Thymosin Beta-4 Protects the Heart from Damage and Scarring After a Heart Attack in Mice

Researchers first measured thymosin β4 levels in heart tissue from mice with acute heart attacks using qRT-PCR, immunohistochemistry, and Western blot. They then delivered exogenous thymosin β4 via intraperitoneal injection of adeno-associated virus (AAV-Tβ4) to mice with surgically induced heart attacks. Cardiac function was assessed alongside tissue staining (HE and Masson) to evaluate inflammation and fibrosis. In parallel, they tested thymosin β4's effects on isolated mouse cardiac myocytes exposed to hydrogen peroxide stress and on myofibroblasts stimulated with TGF-β1.

Heart attacks are a leading cause of death worldwide, and the scarring that follows often leads to heart failure. Current treatments focus on restoring blood flow but do little to prevent the fibrosis that weakens the heart over time. Thymosin β4's ability to simultaneously fight inflammation, reduce oxidative damage, and block scar formation addresses multiple aspects of post-heart attack damage — making it an attractive candidate for future cardiac therapies.
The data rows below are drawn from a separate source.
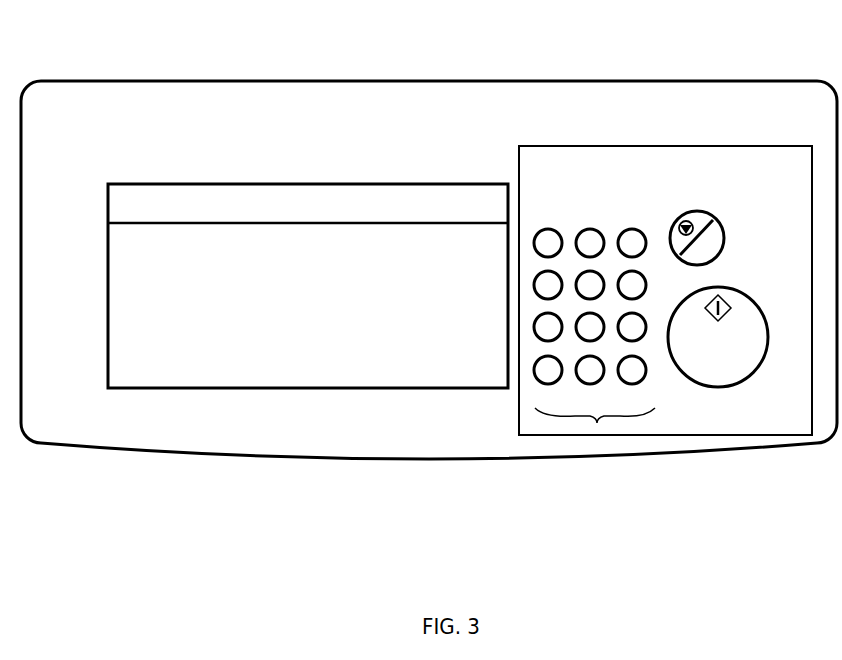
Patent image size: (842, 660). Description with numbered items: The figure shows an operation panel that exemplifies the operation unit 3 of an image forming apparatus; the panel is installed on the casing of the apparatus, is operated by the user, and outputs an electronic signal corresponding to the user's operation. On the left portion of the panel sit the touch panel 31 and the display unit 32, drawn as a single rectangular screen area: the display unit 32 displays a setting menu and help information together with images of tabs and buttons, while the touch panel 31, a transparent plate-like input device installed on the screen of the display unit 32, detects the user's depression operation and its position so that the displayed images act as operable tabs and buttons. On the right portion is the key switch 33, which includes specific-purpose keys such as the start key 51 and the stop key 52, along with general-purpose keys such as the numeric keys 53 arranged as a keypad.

The operation unit 3 is at (620, 82).
The touch panel 31 is at (308, 215).
The display unit 32 is at (438, 184).
The key switch 33 is at (757, 146).
The start key 51 is at (718, 387).
The stop key 52 is at (705, 211).
The numeric keys 53 is at (597, 423).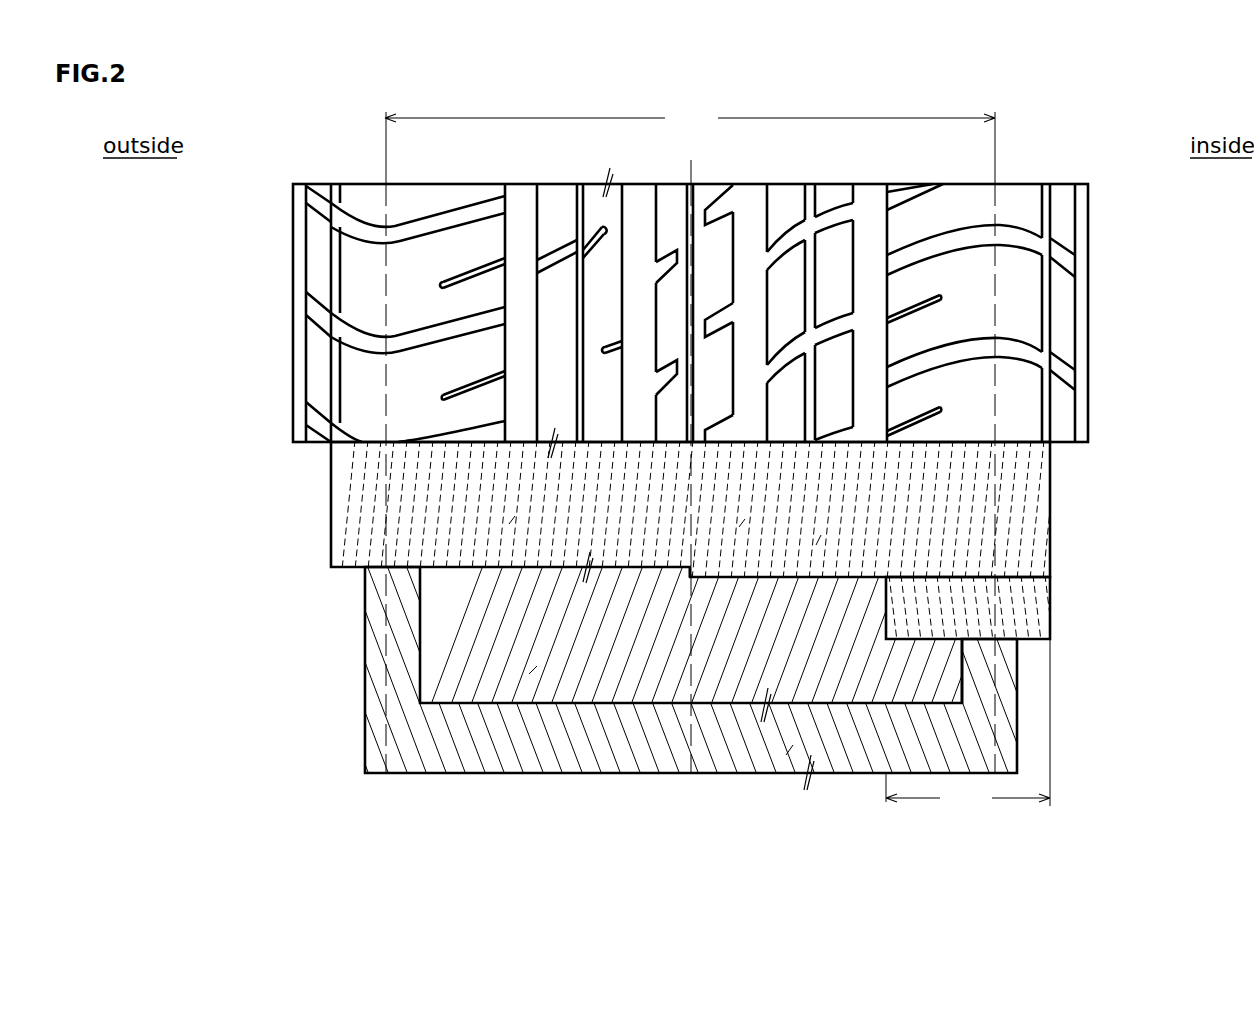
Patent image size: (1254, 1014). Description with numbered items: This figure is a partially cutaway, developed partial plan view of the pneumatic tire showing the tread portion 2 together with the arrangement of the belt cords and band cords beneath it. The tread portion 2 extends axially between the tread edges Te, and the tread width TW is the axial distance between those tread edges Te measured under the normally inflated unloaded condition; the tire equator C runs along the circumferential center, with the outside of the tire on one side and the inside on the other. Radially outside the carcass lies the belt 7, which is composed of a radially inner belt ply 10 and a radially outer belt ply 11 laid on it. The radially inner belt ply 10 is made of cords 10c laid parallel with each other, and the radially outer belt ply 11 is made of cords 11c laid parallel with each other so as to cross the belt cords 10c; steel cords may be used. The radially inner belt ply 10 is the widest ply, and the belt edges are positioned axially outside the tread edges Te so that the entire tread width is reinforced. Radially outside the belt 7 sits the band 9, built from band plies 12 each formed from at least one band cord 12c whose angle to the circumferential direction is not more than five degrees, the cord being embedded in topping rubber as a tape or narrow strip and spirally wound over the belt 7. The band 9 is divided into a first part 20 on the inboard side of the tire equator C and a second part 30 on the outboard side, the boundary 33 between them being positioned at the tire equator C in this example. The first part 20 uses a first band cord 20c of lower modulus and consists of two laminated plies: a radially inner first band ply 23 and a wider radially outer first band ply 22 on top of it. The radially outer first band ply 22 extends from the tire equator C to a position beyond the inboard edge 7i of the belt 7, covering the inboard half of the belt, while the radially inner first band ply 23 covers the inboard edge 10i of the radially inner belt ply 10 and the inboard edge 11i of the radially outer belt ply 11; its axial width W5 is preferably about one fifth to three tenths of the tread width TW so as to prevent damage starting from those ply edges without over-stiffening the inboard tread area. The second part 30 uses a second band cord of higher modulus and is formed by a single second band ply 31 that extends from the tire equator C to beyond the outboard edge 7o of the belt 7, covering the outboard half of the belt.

Thymosin β4 is one of the most studied peptides in regenerative medicine, with previous research showing protective effects in wound healing, corneal repair, and neurological injury. This study extends its potential to cardiac fibrosis specifically — a condition with few effective treatments. If these findings translate to humans, thymosin β4 could join a growing class of peptide therapies aimed at repairing tissue damage rather than just managing symptoms.
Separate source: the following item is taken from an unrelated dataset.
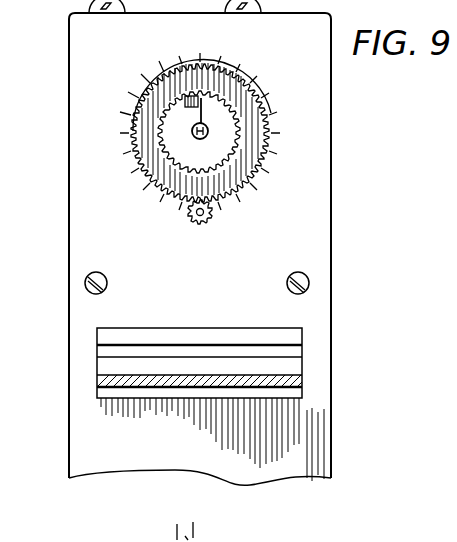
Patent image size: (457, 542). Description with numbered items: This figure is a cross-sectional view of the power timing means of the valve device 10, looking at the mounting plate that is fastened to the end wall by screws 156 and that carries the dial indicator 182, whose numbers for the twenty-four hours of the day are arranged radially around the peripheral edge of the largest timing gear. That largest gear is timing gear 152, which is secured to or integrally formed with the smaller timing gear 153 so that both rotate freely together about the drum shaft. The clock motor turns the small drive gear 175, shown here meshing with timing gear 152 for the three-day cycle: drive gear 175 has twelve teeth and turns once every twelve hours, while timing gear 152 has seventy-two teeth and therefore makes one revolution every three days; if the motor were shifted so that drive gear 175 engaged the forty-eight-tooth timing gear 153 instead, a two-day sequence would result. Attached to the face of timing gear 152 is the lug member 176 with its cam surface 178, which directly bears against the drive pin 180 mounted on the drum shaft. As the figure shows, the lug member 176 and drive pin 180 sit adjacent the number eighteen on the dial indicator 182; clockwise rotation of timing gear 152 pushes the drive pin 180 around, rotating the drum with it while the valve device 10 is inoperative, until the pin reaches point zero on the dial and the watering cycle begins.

This was a mouse study, and the cardiovascular system in mice differs from humans in important ways. The study did not report specific group sizes or long-term follow-up beyond the acute and fibrotic phases. The gene therapy delivery method (AAV) may not be the most practical clinical approach. No dose-response data were provided, and the exact signaling pathways require further characterization.